Bolie sudah punya kantor di biro hukum Matthew. Sudah dua tahun ia magang di sana, bekerja paro waktu dan belajar lebih banyak daripada kami semua. la menelepon sekretaris di antara jam kuliah, bekerja tekun dengan buku janjinya, bercerita padaku tentang klien ini dan itu. la akan jadi pengacara yang hebat.
Benar-benar mustahil mengorganisasikan pikiran dalam keadaan mabuk. Aku menuliskán catatan untuk diri sendiri pada bloknot, hal-hal penting seperti, sekarang aku sudah berhasil masuk ke gedung tanpa dilihat orang, apa tindakan selanjutnya? Aku akan menunggu beberapa jam di sini, sampai sekolah ini kosong. Sekarang adalah Jumat sore, saat-saat waktu berjalan paling lamban dalam seminggu. Kemudian aku akan menyelinap ke Placement Office, membawa direkturnya ke sudut, dan memuntahkan unek-unek. Kalau aku beruntung, mungkin ada sebuah agen pemerintah entah apa yang dengan angkuh ditolak oleh lulusan lain dan masih menawarkan 20.000 dolar setahun bagi sarjana hukum cemerlang. Atau mungkin sebuah perusahaan kecil yang mendadak merasa butuh seorang tenaga ahli hukum di perusahaannya. Pada titik ini, mungkin tak banyak lagi yang tersisa.

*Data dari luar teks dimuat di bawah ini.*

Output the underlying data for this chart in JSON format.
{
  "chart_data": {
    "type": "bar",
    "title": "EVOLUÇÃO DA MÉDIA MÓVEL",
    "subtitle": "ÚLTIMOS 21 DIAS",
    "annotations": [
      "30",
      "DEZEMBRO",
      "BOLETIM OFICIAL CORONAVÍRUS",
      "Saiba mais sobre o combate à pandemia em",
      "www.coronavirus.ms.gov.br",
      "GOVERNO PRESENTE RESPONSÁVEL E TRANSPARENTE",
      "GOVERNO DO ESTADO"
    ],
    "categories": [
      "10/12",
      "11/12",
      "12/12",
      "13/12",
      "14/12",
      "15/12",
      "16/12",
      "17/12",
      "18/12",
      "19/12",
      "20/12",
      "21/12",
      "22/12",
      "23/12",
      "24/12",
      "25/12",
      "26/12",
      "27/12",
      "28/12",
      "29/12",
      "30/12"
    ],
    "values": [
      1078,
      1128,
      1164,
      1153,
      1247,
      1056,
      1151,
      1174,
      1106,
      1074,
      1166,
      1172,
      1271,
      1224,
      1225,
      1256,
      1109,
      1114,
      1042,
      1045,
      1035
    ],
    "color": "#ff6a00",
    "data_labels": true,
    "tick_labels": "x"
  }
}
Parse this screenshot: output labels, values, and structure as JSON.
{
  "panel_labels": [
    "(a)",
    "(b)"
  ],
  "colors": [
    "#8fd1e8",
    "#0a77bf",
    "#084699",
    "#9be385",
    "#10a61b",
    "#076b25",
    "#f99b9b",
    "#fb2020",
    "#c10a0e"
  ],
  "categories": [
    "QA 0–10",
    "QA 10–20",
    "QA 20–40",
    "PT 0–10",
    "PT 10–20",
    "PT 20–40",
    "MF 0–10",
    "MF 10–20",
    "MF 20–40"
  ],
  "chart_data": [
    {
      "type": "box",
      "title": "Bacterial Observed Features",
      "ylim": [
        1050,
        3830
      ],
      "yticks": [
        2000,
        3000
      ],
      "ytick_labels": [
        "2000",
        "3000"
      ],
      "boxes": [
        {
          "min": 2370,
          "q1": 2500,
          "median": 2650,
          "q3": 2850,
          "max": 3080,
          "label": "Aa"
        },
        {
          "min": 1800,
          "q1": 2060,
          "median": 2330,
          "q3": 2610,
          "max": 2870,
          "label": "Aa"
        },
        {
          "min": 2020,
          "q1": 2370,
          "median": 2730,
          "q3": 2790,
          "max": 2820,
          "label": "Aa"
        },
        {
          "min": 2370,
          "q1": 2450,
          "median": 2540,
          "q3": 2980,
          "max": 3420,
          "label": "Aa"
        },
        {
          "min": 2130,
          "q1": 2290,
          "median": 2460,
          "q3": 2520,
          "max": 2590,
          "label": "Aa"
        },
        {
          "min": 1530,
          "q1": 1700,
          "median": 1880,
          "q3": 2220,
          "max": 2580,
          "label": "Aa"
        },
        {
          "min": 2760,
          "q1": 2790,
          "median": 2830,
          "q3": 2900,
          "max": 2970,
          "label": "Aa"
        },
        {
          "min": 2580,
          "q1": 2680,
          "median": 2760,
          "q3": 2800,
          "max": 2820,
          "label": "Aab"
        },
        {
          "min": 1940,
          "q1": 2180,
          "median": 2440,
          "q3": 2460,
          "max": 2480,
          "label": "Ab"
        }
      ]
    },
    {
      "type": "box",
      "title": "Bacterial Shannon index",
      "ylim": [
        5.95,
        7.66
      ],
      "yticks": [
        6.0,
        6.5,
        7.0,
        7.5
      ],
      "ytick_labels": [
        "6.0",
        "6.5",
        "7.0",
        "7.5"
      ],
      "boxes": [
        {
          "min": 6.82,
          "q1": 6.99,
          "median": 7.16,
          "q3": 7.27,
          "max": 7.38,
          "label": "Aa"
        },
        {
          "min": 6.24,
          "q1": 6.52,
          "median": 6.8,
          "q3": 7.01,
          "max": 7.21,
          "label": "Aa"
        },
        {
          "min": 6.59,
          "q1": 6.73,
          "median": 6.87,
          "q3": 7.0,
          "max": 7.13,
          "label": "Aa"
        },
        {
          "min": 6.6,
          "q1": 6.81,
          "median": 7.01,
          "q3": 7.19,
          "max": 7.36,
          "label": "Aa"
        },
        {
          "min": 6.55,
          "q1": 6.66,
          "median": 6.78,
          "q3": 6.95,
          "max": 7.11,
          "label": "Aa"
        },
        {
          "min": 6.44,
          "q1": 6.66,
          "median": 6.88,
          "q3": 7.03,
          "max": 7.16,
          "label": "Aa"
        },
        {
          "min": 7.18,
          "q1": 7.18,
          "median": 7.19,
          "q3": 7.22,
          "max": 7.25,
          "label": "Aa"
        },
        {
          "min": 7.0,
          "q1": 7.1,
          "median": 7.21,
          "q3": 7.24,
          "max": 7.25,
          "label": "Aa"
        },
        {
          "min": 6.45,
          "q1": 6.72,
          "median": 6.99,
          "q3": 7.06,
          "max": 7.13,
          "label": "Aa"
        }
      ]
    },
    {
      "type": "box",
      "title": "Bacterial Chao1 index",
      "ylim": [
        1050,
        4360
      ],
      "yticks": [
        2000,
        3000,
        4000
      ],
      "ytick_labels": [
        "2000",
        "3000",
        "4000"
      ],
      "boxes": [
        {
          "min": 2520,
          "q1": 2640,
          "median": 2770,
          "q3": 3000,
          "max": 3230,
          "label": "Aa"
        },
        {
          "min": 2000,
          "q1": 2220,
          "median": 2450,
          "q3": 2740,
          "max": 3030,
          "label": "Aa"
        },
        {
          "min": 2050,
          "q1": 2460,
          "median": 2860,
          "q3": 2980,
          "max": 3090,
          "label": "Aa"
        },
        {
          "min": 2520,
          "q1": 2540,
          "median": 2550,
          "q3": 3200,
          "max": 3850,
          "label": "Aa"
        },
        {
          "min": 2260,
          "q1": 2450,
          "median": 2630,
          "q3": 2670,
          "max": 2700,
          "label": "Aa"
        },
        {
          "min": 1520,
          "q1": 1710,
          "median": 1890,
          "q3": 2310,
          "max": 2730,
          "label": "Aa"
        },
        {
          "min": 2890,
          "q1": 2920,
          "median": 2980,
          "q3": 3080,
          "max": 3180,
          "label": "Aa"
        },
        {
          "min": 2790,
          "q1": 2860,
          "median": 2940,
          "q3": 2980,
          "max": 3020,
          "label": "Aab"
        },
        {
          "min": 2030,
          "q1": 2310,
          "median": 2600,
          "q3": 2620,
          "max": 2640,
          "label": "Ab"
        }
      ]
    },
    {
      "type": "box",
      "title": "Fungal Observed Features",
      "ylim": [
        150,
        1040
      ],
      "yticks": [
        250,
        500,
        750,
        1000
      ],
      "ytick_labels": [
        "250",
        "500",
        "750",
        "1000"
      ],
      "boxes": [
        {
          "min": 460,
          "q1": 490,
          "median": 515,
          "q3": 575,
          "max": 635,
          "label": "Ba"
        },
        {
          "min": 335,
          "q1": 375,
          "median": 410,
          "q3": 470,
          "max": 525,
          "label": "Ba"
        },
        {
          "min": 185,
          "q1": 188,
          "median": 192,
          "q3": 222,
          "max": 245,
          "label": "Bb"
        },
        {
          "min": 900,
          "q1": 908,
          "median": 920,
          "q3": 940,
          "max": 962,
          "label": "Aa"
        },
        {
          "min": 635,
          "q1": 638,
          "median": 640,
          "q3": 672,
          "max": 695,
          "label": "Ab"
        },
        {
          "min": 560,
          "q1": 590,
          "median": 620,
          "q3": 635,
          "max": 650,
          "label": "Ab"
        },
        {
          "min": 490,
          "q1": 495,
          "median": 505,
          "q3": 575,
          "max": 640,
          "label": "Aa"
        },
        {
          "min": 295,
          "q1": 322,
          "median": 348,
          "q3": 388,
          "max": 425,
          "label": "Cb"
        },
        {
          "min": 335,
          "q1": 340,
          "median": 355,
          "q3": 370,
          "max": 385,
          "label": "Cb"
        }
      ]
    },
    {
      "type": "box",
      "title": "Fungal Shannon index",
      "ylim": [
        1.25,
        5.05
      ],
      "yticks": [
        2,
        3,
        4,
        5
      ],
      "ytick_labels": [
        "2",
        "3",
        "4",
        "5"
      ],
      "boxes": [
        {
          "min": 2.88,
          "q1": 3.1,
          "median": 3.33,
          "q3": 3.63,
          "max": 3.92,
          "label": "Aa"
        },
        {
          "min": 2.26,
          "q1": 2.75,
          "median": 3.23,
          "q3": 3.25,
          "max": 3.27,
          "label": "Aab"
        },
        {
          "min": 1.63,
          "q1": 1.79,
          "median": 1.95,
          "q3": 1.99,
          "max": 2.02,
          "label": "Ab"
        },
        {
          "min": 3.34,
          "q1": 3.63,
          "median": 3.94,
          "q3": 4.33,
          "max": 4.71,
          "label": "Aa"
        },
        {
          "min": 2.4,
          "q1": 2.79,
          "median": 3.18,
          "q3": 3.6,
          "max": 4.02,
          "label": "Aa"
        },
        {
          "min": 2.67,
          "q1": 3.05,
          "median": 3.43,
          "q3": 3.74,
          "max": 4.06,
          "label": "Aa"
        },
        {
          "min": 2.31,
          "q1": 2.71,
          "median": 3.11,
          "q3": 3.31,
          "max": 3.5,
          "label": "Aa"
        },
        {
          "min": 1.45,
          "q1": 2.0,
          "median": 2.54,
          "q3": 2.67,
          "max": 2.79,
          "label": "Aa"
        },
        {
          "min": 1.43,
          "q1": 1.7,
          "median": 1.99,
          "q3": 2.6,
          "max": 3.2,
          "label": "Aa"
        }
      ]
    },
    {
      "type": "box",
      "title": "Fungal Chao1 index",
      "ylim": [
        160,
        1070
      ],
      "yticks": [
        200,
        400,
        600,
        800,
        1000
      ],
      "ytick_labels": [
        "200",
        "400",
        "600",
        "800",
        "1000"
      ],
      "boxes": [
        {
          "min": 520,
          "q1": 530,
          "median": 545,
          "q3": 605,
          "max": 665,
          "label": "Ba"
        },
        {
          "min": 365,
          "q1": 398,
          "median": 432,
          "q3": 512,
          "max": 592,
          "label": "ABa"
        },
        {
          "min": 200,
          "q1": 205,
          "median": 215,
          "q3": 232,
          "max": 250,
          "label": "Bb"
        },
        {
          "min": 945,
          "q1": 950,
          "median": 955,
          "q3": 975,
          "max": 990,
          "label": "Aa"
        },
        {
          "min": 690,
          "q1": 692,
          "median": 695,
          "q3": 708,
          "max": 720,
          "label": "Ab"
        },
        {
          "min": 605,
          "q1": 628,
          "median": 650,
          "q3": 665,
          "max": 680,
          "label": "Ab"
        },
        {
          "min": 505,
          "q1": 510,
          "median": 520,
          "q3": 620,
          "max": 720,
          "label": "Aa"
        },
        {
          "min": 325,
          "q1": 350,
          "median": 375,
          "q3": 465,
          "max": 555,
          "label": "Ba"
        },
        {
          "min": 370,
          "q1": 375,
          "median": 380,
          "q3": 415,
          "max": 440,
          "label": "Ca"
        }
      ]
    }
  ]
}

Di Southaven ada legenda bernama Jonathan Stone, ia lulusan sekolah hukum ini yang juga tidak bisa mendapatkan pekerjaan di firma-firma besar di pusat kota. Kejadiannya sekitar dua puluh tahun yang lalu. Stone ditolak oleh biro-biro hukum mapan, maka ia menyewa sebuah tempat, menggantungkan papan nama, menyatakan diri siap menggugat. Beberapa bulan ia kelaparan, kemudian suatu malam ia menubruk sesuatu dengan sepeda motornya, dan terbangun di rumah sakit dengan satu kaki yang patah. Tak lama setelah itu, ranjang di sampingnya ditempati seorang laki-laki yang juga mengalami kecelakaan sepeda motor. Orang ini luka parah dan mendapatkan luka bakar di sana-sini. Pacarnya bahkan mendapat luka bakar lebih parah, dan beberapa hari kemudian meninggal dunia. Stone dan orang ini jadi bersahabat. Stone menangani kedua kasus ini sekaligus. Ketika diusut, ternyata pengemudi Jaguar yang menerobos lampu merah dan menubruk sepeda motor yang dikendarai klien Stone adalah partner senior di biro hukum terbesar nomor tiga di pusat kota, orang yang mewawancarai Stone enam bulan sebelumnya. Dan ia sedang mabuk ketika melanggar tanda berhenti.